Увидев её, я стал дёргать окно и, раскрыв, высунулся наружу. Да, я немного огорчился, что увидел не Женевьеву, но не время рыло воротить, когда к тебе девушки приходят. Я очень обрадовался, увидев Елизавету, очень…
— Елизавета! — помахал я ей рукой, я здесь! Привет!
Обернувшись на мой крик, барышня осветилась улыбкой и, выйдя из-под дерева, подошла ближе.
— Спасибо, что пришла! Как ты узнала?
— Мне письмо прислали из военного ведомства с просьбой тебя посетить, — ответила бесхитростная девушка. — Я тебе небольшую передачу оставила в приёмном покое, как ты себя чувствуешь?

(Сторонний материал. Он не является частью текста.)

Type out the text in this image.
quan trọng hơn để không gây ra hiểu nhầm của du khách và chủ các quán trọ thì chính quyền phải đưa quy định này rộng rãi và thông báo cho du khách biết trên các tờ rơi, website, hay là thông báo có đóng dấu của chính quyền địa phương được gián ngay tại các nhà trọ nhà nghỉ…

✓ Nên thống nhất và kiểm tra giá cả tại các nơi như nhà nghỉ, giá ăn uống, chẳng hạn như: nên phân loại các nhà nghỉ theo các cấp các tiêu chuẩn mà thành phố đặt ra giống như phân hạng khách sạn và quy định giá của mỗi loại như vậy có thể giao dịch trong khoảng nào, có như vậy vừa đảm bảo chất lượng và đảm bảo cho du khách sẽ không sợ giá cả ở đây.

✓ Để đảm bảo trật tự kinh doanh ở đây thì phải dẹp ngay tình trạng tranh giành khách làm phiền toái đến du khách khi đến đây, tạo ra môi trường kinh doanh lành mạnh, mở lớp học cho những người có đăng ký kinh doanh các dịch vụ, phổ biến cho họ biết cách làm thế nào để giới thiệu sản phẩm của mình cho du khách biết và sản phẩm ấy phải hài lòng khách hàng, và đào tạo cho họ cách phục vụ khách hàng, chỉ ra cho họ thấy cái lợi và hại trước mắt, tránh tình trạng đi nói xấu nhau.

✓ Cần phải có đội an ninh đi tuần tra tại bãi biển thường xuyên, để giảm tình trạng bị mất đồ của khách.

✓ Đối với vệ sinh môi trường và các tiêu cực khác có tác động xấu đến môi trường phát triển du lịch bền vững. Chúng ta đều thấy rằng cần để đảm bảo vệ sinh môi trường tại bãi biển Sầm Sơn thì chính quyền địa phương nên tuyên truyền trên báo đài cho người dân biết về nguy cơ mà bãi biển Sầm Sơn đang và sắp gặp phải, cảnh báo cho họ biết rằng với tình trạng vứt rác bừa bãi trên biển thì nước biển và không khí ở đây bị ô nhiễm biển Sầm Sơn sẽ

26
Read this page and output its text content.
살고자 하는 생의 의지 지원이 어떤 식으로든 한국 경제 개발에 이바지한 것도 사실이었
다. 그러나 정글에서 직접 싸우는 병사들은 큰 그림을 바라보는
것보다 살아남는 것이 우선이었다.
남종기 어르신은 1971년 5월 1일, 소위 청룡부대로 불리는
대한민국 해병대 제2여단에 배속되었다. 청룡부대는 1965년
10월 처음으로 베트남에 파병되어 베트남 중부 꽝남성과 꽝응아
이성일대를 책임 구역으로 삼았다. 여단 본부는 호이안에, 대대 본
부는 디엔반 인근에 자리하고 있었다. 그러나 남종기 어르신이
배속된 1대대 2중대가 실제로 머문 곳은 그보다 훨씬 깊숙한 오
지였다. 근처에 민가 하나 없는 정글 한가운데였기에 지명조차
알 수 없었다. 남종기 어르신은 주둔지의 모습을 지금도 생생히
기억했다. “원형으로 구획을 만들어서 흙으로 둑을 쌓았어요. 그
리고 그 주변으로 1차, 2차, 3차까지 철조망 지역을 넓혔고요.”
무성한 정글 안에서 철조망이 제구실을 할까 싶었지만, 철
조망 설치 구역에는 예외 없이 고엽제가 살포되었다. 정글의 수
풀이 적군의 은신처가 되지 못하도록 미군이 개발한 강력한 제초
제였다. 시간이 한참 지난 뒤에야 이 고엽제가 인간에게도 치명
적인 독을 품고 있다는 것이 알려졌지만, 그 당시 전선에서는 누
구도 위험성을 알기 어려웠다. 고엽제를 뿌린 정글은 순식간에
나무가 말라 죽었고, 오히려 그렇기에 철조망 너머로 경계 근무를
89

— Нормально, лицо только болит, а так ничего, скоро выпишут, недели через две. Я зайду тогда к тебе⁈
— Домой не надо, заходи, когда я начну учиться, прямо к музыкальному училищу, хорошо?
— Понял, хорошо.
На наши крики из других окон стали высовываться другие больные, смущая девушку своими взглядами, а то и восклицаниями.
— Спасибо, что зашла, мне пора. До встречи! — крикнул я и стал закрывать окно, дав тем самым понять Лизе, что ей не стоит здесь долго торчать у всех на виду. Неуместно это для молодой барышни, так как здесь лежали почти сплошь одни мужчины, а они бывают не сдержаны на язык. Так чего тогда смущать девушку⁈
Лиза помахала мне на прощание рукой и тут же, не оглядываясь, вышла со двора госпиталя, направившись на выход, Я проводил взглядом её тонкую фигурку, затянутую в приталенное длинное платье, и вздохнул. Эх, обнять бы её сейчас, да поцеловать, да так, чтобы аж голова закружилась. Но это невозможно, к сожалению.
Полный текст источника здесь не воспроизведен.